One of the most important findings in this study was that in some situations the measures did not perform consistently with our expectations for the experiment. This was observed with all the measures in the first paradigm. The results for the VP or van Rossum’s distance are inconsistent for small kernel sizes (Fig. 6). Since the paradigm required sensitivity to firing rate, this was to be expected, but the results alert for the need to select an appropriate kernel size. The results became consistent once the kernel size was at least equal to the average inter-spike interval (50 ms in this case), which indicates that for these tasks one should choose a kernel size at least inversely proportional to the maximum firing rate. On the other hand, using the CS or CC dissimilarities the results in the first paradigm were inconsistent regardless of the kernel size (Fig. 6). Although the normalization proved helpful in the third paradigm (and it is beneficial for small firing rates in the first paradigm), it causes the dissimilarities to continue decreasing even as the firing rate of the second spike train keeps increasing above that of the reference spike train.
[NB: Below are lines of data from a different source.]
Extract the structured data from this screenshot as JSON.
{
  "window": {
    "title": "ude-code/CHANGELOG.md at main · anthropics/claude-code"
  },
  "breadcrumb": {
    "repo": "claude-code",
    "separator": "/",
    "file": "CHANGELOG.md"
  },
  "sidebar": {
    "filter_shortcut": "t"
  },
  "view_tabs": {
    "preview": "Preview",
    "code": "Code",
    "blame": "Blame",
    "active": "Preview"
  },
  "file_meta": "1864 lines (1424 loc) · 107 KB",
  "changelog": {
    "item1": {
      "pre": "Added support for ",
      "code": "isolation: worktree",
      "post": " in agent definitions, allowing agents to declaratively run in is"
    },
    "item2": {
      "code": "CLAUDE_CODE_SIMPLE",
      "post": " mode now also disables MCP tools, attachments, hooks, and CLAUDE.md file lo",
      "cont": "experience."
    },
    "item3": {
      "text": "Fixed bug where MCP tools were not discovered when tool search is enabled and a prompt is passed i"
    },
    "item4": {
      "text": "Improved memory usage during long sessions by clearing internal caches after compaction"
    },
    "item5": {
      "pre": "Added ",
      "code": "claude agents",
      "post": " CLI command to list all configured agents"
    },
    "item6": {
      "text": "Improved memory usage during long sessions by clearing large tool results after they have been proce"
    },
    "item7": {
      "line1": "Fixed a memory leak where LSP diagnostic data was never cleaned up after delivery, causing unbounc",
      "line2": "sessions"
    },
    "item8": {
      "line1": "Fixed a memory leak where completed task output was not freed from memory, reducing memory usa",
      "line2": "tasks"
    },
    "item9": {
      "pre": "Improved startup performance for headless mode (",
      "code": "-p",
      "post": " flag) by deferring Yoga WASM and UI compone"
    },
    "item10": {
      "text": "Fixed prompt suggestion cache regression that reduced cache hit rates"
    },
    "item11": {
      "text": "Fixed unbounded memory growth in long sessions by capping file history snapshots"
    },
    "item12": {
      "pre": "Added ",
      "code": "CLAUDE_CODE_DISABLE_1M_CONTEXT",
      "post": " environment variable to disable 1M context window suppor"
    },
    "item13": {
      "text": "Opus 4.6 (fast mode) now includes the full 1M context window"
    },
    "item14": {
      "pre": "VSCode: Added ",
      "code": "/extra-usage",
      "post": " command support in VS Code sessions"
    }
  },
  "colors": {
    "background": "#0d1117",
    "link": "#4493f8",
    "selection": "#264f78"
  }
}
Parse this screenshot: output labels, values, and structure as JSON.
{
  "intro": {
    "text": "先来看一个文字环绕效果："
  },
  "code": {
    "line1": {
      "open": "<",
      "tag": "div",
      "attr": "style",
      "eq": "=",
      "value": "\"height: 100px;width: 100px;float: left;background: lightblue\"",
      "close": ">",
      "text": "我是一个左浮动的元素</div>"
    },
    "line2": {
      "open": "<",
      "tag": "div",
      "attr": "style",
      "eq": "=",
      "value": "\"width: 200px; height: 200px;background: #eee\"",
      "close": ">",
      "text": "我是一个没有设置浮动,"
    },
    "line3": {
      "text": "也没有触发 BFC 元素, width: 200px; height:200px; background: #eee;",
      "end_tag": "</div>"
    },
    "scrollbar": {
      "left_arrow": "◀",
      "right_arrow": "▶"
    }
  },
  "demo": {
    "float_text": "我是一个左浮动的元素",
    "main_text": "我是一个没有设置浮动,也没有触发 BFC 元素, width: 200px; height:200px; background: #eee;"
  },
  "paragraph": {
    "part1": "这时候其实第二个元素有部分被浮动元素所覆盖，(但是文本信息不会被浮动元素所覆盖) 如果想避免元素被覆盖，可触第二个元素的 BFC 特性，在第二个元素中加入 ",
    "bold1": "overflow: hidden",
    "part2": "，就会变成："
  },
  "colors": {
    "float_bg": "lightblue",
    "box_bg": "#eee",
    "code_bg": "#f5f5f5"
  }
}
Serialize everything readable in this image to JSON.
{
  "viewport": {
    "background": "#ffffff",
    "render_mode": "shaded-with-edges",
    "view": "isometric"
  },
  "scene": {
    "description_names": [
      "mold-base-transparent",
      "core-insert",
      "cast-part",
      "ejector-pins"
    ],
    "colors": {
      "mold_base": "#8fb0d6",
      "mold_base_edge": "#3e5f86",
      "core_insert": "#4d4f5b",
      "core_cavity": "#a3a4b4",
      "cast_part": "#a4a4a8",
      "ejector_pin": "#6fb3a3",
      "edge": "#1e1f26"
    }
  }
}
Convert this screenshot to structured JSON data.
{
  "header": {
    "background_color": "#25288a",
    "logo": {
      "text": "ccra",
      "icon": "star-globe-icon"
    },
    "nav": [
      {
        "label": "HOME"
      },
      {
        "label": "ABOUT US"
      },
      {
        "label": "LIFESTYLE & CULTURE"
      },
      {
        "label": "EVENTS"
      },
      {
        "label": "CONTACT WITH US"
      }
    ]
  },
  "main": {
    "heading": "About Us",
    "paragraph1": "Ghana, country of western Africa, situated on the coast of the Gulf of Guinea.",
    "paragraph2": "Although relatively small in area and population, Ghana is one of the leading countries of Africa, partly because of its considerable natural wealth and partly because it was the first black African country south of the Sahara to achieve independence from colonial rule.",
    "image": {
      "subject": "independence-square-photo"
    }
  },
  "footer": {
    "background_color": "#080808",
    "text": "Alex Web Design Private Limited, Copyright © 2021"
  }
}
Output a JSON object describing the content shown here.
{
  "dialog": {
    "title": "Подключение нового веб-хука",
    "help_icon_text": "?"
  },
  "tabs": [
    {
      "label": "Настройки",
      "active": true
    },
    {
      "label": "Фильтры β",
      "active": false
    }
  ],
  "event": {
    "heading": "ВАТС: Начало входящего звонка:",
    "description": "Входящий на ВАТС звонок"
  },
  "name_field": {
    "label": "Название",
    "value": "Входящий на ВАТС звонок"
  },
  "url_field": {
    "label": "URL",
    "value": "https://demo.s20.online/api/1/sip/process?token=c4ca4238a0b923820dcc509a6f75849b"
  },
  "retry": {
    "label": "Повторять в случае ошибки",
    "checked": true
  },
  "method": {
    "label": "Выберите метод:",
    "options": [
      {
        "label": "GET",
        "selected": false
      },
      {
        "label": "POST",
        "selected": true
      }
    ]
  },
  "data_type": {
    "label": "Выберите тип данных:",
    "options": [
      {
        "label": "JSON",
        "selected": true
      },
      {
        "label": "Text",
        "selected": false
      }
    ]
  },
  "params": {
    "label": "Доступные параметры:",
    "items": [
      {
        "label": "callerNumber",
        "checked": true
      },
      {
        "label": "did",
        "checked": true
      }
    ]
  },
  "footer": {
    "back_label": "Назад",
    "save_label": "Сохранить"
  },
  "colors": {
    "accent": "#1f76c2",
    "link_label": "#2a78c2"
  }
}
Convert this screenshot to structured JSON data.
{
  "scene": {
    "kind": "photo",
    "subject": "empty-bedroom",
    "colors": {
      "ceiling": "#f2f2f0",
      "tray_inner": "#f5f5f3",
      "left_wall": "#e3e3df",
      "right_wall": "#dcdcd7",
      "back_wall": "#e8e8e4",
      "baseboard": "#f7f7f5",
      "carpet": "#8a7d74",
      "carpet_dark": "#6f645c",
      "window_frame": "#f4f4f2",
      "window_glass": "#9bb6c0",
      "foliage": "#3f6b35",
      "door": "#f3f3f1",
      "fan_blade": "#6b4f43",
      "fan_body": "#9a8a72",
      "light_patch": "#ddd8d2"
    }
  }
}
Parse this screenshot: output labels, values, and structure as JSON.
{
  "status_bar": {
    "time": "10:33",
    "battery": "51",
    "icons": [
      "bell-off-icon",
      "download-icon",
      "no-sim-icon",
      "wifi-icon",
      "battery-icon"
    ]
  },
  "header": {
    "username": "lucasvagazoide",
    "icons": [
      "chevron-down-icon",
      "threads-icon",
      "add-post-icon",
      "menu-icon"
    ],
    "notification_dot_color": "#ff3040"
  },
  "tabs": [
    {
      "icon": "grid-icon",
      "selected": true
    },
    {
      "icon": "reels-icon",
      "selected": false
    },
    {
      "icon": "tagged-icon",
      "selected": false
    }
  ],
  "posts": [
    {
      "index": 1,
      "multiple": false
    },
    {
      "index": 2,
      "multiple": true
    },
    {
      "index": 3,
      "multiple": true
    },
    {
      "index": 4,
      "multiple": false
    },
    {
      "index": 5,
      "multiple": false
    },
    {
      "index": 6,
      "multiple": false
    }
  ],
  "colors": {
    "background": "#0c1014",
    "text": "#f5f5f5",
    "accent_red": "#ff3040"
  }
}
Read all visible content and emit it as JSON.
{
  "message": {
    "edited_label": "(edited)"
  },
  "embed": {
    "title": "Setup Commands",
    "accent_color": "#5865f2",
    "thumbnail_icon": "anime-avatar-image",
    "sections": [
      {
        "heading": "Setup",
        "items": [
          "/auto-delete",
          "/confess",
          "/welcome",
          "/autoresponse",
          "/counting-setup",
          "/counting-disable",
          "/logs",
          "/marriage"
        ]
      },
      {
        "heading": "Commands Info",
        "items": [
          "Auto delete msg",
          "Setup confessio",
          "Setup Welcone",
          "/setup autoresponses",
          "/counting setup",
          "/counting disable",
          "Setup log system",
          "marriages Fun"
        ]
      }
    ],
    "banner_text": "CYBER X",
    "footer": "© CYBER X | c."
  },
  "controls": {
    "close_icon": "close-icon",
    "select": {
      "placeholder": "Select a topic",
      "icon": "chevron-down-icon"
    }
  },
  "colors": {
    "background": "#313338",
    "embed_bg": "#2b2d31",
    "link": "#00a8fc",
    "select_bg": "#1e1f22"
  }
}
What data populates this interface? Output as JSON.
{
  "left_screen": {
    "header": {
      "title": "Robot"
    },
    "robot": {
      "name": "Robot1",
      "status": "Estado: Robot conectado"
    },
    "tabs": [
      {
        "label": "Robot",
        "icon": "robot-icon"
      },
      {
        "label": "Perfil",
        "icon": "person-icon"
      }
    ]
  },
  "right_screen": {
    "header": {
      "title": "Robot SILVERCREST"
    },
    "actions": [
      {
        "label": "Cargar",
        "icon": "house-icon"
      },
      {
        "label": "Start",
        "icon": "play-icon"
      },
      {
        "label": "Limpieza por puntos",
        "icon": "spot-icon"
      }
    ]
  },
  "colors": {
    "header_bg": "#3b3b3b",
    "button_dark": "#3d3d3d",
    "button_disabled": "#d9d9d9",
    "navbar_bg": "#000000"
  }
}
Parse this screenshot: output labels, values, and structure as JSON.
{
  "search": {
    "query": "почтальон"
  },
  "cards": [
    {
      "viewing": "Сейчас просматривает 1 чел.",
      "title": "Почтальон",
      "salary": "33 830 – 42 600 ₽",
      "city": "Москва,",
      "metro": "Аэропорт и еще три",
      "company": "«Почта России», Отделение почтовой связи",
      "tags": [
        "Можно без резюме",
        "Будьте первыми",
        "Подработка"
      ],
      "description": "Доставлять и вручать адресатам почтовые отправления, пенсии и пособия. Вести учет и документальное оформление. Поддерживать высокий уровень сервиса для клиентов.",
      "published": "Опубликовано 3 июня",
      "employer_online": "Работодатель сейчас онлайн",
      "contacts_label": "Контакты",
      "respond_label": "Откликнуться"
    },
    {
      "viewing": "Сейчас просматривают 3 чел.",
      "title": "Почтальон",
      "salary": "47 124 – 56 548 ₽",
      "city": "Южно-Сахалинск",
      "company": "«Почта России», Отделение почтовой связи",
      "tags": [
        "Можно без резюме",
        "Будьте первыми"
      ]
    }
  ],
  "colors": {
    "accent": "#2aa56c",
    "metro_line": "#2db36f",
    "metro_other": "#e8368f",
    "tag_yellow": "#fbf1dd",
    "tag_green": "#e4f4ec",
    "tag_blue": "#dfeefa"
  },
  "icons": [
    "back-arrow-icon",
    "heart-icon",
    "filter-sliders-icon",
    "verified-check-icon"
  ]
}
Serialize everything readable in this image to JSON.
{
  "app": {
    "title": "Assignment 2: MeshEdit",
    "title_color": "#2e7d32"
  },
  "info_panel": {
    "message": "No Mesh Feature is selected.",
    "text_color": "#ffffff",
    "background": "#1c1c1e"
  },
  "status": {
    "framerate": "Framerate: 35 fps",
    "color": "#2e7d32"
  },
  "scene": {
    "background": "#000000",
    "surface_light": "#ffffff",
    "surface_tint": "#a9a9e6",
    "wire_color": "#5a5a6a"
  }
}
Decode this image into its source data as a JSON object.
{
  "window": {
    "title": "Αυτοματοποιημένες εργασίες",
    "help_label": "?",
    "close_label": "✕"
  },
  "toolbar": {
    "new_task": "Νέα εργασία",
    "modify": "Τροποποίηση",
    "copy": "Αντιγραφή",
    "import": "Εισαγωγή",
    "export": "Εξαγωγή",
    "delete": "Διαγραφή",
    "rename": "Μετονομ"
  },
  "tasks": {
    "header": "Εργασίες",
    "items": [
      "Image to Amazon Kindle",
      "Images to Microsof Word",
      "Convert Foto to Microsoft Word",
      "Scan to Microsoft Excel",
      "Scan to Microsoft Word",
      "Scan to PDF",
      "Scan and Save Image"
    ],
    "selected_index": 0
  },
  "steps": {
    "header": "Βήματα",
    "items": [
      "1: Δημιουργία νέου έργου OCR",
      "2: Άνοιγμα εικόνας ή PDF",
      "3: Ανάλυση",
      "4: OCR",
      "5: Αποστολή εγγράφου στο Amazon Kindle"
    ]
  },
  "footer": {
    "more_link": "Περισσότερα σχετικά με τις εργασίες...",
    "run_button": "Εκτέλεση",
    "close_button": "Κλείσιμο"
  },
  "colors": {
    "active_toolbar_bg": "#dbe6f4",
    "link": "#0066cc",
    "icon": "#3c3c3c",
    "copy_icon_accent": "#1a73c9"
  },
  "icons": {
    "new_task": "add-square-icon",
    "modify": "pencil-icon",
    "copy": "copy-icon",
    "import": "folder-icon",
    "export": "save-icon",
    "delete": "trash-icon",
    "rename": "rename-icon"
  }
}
Even though one could argue that the first paradigm is perhaps the least representative of a practical situation, based on these results we recommend caution when attempting to utilize these measures to quantify the information in spike trains, as these outcome may be severely underestimated.

An intriguing but not entirely surprising result is that, although the VP and van Rossum distances yield quite different results at times, as noticed clearly in Figs. 5 and 7, their discrimination was comparable in all paradigms (see Figs. 6, 8, 10). The similarity in their definition and between their values had already been noted [16, 27], but it is shown here to translate as well in terms of discrimination ability. However, it must be remarked that in all the paradigms the spike trains were modeled as realizations of Poisson processes, and therefore we cannot infer if this still holds for spike trains from more general point process models.

More than a direct comparison of the measures in their published form, we considered also the effect of the kernel function utilized. Hence, we briefly summarized how each measure can accommodate different kernel functions in their evaluation. Nevertheless, the results reveal that the dependence of the measures on a specific kernel is minor. Still, the Gaussian kernel performs the best for firing rate paradigms, whereas the Laplacian kernel performed the best in the synchrony paradigm. On the other extreme, the rectangular kernel performed the worst.

Finally, the results depict the importance of *binless* spike train measures. As stated earlier, the only difference between the CS dissimilarity evaluated with the rectangular kernel and the CC dissimilarity is the time quantization incurred with binning. Comparing the results in these two situations in Figs. 8 and 10 shows that small improvements in discrimination and robustness to jitter noise were achieved in the first and second cases, respectively, by utilizing the spike times directly.